The next step is the implementation of the algorithm, by the realization of the value of the parameter and then the prediction function is finally predicted.

This is my algorithm to implement this small piece:

This involves the calculation of some vectors, and the input X and the output Y are represented in vectors after the given dataset (this is chew!). In addition, loss is used to record the difference between the predicted function and the actual value obtained after each iteration, and gradient is used to record the gradient of each descent, so it is more intuitive to see what the algorithm is doing! It is also worth noting that the number of iterations is maxiteration, which together with α can get the optimal solution of the parameters.

This is my test data set, and I entered X1 and X2:

Here are the results I tested with different alpha values and Maxiteration values:

α= 0.05,maxiteration = 10; (because I output more auxiliary information this time, so I chose only a few iterations, to show you the process)

You will find that every time the loss value is getting bigger, the parameter values are getting more and more outrageous, and the predictions are not flattering, just 10 times as big. I tried it again. Iteration 1000 outputs only the predicted value, the other information does not output:

The result is Nan.

And then I changed my alpha value, α=0.001 iterative 10 times output some auxiliary information:

You will see clearly that the loss is getting smaller, the gradient is very reasonable and the results are quite satisfactory. Iterate 1000 times to see the results:

Well, it's acceptable, if you take a closer look. Figure, you will find that the loss is slow, which is likely to prove that your alpha value is too small, so gradually increase the alpha value and then output the result:

α= 0.005, maxiteration = 1000

α= 0.01, maxiteration = 1000

α= 0.01, maxiteration = 2000

α= 0.01, maxiteration = 5000

It is found that as the number of iterations increases, the output is no longer changed, and you should be able to prove what is called convergence!

For Daniel, this is too small pediatric, but for the novice on the road, still very happy, also feel very magical.

Finally, if you have any suggestions, I am very happy to accept, but also hope to learn together!

(AO Yes, if you also want to learn with me the algorithm, machine learning content, if you also have a fantastic idea, welcome to scan the following QR code attention to my public number "said Crazy little deaf blind"! Hee Hee )
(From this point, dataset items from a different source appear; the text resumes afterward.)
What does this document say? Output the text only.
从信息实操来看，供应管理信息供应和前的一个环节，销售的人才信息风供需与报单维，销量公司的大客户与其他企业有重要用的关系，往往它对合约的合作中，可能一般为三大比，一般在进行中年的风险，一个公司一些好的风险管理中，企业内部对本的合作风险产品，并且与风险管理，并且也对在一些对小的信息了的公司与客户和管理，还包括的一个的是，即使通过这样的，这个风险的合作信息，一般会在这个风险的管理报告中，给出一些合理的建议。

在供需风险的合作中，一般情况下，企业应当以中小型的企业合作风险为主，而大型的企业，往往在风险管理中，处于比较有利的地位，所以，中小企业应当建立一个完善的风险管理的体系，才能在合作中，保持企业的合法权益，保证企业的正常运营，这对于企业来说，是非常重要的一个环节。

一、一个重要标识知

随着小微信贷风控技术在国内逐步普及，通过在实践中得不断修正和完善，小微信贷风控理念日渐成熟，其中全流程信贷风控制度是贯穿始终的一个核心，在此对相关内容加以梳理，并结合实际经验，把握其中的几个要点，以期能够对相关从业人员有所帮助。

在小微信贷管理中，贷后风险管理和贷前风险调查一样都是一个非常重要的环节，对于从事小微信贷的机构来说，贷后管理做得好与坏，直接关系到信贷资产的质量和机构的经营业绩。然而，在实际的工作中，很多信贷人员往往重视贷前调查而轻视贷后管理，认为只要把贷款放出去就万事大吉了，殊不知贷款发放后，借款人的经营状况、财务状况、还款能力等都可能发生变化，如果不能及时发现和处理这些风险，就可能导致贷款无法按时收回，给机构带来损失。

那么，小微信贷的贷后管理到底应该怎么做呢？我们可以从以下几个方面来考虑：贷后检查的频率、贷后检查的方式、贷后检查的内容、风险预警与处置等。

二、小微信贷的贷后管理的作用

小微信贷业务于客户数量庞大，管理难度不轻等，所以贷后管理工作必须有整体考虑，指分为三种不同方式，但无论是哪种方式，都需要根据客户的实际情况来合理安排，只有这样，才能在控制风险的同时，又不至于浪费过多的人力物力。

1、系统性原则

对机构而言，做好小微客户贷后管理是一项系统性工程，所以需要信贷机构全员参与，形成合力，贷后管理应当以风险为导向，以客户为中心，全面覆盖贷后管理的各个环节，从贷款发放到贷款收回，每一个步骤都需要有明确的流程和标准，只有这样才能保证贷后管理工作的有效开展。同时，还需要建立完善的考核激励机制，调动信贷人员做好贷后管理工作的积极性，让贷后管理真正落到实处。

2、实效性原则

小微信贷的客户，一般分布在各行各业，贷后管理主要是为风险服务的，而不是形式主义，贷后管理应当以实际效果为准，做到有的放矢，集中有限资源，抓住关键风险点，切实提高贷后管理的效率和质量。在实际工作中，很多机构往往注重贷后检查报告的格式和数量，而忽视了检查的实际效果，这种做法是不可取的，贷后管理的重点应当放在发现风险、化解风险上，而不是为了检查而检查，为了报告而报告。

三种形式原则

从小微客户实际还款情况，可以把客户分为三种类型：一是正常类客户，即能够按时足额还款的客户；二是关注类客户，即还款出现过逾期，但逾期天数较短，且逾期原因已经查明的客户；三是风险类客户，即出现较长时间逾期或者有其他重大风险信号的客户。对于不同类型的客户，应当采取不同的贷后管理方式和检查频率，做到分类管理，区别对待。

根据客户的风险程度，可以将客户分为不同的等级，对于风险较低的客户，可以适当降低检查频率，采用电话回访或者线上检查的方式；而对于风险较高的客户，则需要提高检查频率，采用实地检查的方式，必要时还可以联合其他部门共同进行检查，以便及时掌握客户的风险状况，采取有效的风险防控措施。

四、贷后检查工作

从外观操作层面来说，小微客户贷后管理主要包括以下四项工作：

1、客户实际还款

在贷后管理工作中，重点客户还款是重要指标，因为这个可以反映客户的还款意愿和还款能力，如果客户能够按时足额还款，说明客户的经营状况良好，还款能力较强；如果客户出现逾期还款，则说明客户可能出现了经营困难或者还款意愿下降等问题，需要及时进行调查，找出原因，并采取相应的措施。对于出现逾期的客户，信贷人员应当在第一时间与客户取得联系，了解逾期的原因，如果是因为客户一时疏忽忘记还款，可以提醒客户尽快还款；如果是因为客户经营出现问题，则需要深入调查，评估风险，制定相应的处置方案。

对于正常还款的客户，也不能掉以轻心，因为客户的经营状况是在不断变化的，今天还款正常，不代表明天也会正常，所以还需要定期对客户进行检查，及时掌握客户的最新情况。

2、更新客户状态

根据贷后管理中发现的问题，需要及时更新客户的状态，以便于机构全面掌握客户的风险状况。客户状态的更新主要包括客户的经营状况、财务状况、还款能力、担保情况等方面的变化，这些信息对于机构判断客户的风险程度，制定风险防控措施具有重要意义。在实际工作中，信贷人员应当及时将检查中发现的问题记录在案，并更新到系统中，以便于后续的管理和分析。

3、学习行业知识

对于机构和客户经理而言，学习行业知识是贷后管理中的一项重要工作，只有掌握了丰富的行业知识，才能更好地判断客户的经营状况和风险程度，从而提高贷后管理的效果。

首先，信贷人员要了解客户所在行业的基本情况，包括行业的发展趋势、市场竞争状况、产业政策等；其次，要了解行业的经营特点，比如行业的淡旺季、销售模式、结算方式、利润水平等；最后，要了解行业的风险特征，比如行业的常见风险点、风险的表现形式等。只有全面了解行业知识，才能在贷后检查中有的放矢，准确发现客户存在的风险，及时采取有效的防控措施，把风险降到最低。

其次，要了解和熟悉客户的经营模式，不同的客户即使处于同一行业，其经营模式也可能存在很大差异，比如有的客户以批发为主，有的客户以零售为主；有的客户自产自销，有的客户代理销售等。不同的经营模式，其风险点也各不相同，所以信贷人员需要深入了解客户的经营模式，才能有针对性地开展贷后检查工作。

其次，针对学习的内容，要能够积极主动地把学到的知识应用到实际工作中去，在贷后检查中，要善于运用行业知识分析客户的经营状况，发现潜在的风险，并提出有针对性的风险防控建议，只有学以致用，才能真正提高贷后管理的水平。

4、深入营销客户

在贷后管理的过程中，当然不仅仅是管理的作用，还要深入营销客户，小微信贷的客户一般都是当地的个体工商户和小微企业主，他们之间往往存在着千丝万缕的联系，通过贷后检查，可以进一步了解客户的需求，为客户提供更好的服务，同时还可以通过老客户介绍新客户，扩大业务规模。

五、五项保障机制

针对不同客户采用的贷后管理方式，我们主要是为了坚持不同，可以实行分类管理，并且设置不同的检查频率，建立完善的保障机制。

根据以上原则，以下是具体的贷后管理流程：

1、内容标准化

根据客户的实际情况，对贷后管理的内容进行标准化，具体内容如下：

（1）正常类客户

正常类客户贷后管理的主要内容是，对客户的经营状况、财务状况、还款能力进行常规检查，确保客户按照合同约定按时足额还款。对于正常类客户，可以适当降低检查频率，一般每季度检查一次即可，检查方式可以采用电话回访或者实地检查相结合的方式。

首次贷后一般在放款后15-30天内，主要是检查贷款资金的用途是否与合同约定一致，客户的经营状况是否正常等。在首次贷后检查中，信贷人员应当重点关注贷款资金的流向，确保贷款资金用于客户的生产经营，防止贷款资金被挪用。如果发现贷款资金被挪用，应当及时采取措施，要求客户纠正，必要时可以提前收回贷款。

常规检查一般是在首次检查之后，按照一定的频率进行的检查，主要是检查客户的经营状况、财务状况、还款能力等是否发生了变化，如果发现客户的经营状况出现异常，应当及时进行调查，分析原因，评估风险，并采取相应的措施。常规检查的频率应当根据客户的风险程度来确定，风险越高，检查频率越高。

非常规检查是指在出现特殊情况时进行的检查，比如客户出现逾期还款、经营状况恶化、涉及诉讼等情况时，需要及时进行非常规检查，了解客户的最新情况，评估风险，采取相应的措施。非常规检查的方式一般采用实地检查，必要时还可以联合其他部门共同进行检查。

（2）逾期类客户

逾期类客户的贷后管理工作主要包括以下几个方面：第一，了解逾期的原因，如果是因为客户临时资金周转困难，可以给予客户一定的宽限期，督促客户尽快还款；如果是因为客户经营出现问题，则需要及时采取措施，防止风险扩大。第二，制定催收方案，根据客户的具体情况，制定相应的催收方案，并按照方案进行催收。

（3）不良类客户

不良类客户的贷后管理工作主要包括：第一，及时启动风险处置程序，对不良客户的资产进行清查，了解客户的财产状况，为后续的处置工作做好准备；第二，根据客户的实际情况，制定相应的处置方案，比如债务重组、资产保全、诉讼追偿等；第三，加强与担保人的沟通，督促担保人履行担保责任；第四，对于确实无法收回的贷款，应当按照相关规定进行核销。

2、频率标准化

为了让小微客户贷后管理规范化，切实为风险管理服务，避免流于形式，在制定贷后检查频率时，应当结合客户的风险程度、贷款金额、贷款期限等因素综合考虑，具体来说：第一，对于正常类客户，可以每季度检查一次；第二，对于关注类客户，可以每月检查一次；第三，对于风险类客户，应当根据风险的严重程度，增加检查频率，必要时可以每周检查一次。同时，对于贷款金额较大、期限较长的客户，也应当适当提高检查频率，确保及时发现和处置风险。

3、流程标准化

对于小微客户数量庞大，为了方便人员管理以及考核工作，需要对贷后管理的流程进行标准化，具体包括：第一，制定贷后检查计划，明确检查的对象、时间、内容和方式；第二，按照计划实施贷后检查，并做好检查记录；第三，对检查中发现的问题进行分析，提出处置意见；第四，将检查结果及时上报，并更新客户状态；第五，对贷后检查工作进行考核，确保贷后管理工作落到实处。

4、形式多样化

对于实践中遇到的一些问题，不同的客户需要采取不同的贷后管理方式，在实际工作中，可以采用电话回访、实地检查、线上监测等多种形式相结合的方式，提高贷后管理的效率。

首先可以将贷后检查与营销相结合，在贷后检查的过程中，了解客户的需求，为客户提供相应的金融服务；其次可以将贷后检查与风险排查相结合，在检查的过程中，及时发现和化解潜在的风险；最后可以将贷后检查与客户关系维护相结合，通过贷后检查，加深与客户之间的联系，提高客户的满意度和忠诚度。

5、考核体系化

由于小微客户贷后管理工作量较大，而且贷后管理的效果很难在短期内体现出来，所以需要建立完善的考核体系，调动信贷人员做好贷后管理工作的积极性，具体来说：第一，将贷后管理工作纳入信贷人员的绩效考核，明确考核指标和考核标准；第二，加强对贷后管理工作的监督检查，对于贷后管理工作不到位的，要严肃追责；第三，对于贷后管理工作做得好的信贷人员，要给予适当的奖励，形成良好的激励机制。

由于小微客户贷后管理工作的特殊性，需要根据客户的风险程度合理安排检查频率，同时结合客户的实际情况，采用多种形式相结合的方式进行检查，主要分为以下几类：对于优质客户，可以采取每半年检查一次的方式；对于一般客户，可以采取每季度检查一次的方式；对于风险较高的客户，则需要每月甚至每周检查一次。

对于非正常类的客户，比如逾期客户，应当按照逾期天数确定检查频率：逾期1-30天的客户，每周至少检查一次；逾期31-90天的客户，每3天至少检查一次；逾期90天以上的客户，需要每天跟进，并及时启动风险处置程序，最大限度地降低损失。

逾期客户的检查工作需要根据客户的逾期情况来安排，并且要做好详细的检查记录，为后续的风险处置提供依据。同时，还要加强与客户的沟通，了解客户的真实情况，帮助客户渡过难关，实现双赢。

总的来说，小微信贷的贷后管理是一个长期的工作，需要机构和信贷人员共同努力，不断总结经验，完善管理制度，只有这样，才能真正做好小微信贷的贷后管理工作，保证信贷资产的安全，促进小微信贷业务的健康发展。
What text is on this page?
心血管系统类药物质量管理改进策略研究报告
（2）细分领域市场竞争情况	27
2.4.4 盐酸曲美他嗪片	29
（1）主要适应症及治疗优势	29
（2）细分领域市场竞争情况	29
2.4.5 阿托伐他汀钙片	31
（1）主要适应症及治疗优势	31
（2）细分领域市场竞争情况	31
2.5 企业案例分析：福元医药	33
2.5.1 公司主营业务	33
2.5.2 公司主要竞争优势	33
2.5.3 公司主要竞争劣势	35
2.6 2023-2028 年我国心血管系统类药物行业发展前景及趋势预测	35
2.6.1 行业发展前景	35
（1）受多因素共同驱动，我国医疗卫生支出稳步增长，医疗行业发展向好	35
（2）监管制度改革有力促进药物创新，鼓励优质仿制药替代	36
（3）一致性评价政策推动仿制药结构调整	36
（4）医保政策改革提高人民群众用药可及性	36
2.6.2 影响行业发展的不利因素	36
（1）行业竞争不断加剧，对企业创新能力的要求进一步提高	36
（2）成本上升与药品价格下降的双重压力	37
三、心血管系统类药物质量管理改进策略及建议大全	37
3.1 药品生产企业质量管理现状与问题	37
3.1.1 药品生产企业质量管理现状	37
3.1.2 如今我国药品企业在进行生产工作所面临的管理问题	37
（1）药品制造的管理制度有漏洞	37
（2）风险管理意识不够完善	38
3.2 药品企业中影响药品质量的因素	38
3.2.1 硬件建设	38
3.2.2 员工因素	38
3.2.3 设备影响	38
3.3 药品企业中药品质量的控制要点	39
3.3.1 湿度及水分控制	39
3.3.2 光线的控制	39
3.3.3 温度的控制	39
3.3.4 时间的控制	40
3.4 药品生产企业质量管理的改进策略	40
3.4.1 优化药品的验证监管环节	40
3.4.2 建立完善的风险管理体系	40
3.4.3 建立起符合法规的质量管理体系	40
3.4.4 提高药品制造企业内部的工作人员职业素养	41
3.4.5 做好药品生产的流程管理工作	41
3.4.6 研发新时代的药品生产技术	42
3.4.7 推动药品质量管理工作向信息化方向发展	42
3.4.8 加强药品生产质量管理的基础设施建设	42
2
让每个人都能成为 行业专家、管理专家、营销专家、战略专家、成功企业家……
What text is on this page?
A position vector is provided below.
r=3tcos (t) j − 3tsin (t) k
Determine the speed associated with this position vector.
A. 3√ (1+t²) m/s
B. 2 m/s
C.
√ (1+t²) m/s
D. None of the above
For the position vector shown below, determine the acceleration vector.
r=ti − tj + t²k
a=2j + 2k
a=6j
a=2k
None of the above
Note: The original dataset and test data set are from https://www.jianshu.com/p/9bf3017e2487#

Sweep
Follow the public number

Machine learning (a) The realization and process analysis of gradient descent algorithm

Contact Us

The content source of this page is from Internet, which doesn't represent Alibaba Cloud's opinion; products and services mentioned on that page don't have any relationship with Alibaba Cloud. If the content of the page makes you feel confusing, please write us an email, we will handle the problem within 5 days after receiving your email.

If you find any instances of plagiarism from the community, please send an email to: info-contact@alibabacloud.com and provide relevant evidence. A staff member will contact you within 5 working days.

A Free Trial That Lets You Build Big!

Start building with 50+ products and up to 12 months usage for Elastic Compute Service

  • Sales Support

    1 on 1 presale consultation

  • After-Sales Support

    24/7 Technical Support 6 Free Tickets per Quarter Faster Response

  • Alibaba Cloud offers highly flexible support services tailored to meet your exact needs.